Ambient mroczny jak szwedzka noc polarna z elementami industrialu z krainy znanej z żelaznych rud. Kammerheit - ambientowy klasyk, który zaczynał dekadę temu albumem "The Starwheel", w tym roku ucieszył nas (metaforycznie, bardzo metaforycznie) nową płytą. "The Nest" jest tak samo hipnotyzująca i mroczna jak inne dzieła Pära Boströma, (tak naprawdę nazywa się pochodzący z Umeå muzyk). W każdej sekundzie zastanawiasz się skąd ten niepokój, przeczucie, że zaraz stanie się coś strasznego, a potem uświadamiasz sobie, że masz na sobie słuchawki i to muzyka wpompowuje w ciebie to uczucie.

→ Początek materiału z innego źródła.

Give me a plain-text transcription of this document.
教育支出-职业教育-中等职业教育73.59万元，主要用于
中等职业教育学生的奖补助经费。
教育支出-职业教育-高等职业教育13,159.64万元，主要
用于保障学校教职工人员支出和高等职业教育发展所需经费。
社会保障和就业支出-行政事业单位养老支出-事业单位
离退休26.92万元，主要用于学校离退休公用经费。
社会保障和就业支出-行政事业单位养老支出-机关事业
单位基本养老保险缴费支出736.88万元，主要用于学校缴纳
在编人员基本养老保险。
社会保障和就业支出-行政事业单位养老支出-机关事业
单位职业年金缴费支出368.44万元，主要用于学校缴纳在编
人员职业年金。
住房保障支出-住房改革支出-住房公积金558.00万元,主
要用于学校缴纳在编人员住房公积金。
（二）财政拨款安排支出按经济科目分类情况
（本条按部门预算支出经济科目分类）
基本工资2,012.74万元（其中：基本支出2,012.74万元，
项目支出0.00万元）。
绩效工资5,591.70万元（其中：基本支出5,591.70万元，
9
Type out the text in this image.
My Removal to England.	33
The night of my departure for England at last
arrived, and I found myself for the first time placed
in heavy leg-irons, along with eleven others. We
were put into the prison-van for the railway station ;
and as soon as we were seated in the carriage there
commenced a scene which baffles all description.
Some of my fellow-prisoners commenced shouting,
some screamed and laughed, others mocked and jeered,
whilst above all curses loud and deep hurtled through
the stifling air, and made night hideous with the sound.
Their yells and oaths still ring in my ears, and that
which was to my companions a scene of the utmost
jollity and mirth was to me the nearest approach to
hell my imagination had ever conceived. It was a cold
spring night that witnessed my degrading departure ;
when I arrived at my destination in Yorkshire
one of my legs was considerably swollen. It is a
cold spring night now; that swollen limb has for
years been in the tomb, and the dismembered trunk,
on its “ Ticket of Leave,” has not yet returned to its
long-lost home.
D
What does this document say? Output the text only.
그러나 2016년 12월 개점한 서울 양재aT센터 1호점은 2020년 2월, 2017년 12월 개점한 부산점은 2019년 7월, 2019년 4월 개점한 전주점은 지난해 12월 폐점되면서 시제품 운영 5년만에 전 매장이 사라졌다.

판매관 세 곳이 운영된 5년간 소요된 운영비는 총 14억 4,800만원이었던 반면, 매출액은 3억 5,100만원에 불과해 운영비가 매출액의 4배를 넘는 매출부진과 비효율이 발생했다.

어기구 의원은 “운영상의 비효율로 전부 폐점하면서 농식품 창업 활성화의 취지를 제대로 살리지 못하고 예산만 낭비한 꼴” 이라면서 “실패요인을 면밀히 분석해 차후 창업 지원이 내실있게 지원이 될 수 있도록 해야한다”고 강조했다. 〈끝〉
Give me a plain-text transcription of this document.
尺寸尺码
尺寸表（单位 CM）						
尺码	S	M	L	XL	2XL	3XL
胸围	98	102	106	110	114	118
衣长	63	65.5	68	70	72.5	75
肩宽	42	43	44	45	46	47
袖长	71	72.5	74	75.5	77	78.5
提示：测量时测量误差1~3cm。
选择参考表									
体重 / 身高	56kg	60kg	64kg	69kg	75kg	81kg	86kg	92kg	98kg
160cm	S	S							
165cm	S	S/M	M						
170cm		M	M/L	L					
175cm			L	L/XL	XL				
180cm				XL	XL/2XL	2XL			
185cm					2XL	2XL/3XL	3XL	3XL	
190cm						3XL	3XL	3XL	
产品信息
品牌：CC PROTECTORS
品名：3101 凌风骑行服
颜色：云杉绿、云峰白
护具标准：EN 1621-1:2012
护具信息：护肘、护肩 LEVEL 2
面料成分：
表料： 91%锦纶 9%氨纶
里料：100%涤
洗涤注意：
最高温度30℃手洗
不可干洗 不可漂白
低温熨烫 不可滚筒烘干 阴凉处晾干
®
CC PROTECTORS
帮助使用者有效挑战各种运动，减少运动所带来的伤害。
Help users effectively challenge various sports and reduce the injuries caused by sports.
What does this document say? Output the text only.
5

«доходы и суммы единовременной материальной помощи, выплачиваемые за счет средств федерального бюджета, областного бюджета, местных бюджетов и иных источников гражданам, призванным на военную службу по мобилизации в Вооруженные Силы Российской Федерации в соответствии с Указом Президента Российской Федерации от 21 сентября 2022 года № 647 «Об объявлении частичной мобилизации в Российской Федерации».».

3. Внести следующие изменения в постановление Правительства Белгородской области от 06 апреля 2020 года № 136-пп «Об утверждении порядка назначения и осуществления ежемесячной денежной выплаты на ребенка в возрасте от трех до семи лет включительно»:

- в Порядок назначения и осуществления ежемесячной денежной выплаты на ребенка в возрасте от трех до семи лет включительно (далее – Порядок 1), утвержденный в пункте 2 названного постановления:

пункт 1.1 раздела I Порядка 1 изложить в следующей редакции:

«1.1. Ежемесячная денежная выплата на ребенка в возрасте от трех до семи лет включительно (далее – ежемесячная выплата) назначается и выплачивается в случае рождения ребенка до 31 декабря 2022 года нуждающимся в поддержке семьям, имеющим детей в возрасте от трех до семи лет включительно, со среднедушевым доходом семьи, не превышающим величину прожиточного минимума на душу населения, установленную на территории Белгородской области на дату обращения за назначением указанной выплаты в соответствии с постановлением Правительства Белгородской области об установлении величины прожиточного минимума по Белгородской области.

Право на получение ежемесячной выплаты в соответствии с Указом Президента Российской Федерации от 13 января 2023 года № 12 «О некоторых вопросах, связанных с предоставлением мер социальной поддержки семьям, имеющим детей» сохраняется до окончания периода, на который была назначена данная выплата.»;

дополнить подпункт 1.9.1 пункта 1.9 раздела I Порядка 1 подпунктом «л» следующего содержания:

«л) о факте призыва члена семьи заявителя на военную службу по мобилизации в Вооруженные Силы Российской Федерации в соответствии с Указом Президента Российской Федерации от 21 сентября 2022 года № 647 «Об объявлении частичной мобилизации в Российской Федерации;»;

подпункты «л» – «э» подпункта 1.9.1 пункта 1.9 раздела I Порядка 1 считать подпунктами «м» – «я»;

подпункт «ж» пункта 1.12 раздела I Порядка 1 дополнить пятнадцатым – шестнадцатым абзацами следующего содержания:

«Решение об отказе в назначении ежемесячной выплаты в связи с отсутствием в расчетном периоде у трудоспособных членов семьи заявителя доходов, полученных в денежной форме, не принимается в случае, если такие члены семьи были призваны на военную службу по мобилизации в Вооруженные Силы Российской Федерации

Muzyka ta ma żelazny posmak jak krew na języku.
"Za pomocą "The Nest" Pär zabiera nas na podziemną wędrówkę po ogromnych halach niedających się zmierzyć głębin i dzięki swojemu najnowszemu dziełu pokazuje po raz kolejny dlaczego stał się jednym z najbardziej szanowanych artystów dark ambientu". To fragment opisu płyty na Bandcampie. Nic tylko przytaknąć i dać się zamroczyć jego muzyką jeszcze chwilę albo sto lat.
"The Nest" kupić można za 26 zł (6 EUR).